Climate change is playing an important role in the ecosystem dynamic of the Arabian Sea as fishermen have reported an unusual increase in the population of Purpleback flying squid in Pakistani waters during November 2016 to January 2017.
The fishermen have been sighting increase in the occurrence of oceanic (Sthenoteuthis oualaniensis), sometimes caught in their gillnets. In the beginning of this year, they located unprecedented concentration of this squid in offshore waters between 20o and 24o N both along Sindh and Balochistan coasts especially in the Khori Great Bank along Sindh coast and in off Malan along Balochistan coast.
This squid lives in open waters from the surface down to depths of around 1,000 m of ocean. It exhibits diurnal vertical migration and moves from deeper layers to surface or shallower waters during night.
Commenting on the development, Rab Nawaz, Senior Director Programmes, WWF-Pakistan stressed the need for studying long term changes in the oceanographic factors that may result in increase of certain species. Occurrence of bloom of jellyfish in December, 2016 and that of purpleback flying squid indicates that climate change is playing important role in the ecosystem dynamic of the Arabian Sea, he added.
Japanese Research Vessel ‘R/V Shoyo Maru’ during the survey in 1975 located dense concentration of this squid about 90 nautical miles off Pasni Balochistan. They observed that purpleback flying squid seemed to inhabit the 120-200 m depth layers during daytime. A positive light attraction effect due to the vessels light was observed during night time. Acoustic survey revealed that the squids are widely and abundantly distributed in the offshore waters in the region. However, in 1976 this research vessel again conducted acoustic surveys but could not locate any such concentrations.
It is also interesting that in some other areas of Arabian Sea and Persian Gulf unprecedented occurrence of purpleback flying squid was observed during November and December 2016. Fishermen in Fujairah, UAE caught large number of this oceanic squid in November 2016. Similarly, very high catches of this species were recorded from Oman.
From both these areas these squids were processed and exported. However, processing industry in Pakistan has not yet taken any such step for harvesting, processing and export of this squid.
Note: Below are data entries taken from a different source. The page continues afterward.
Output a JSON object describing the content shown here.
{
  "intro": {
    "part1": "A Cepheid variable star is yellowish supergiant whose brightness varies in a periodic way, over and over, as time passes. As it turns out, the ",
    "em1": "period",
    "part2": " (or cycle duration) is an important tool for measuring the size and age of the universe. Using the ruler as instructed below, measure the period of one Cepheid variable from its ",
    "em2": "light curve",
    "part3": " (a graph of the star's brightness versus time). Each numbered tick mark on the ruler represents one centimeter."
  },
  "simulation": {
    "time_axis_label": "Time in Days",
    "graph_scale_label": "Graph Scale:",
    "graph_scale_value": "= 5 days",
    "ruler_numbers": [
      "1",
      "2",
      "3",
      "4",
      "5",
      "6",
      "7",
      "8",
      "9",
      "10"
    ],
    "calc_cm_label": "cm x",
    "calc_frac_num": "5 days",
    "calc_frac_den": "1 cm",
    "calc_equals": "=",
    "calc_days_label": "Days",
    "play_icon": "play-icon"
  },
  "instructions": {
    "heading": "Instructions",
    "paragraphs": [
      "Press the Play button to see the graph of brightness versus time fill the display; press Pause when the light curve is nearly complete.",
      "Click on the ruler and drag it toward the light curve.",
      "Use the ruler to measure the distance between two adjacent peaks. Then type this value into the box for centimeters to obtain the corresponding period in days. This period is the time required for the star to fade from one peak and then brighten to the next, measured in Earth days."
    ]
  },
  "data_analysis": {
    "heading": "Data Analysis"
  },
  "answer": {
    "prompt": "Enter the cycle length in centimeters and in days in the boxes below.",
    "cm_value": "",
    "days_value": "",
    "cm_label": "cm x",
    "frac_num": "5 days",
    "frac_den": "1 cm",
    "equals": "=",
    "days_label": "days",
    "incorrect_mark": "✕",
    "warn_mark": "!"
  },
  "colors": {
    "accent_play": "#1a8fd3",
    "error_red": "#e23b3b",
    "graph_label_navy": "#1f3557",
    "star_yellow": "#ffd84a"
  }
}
Muhammad Moazzam Khan, Technical Advisor (Marine Fisheries) WWF-Pakistan pointed out that abundant occurrence of purpleback flying squid in the Arabian can be attributed to long term changes in oceanic regime.
‘Climate change may have also influenced the unprecedented appearance of the oceanic squids in Pakistani waters. As this species is found in abundance, therefore, there is an opportunity for the Pakistan’s fisheries industry to gear up for exporting this high priced commodity to Far East Asian countries.’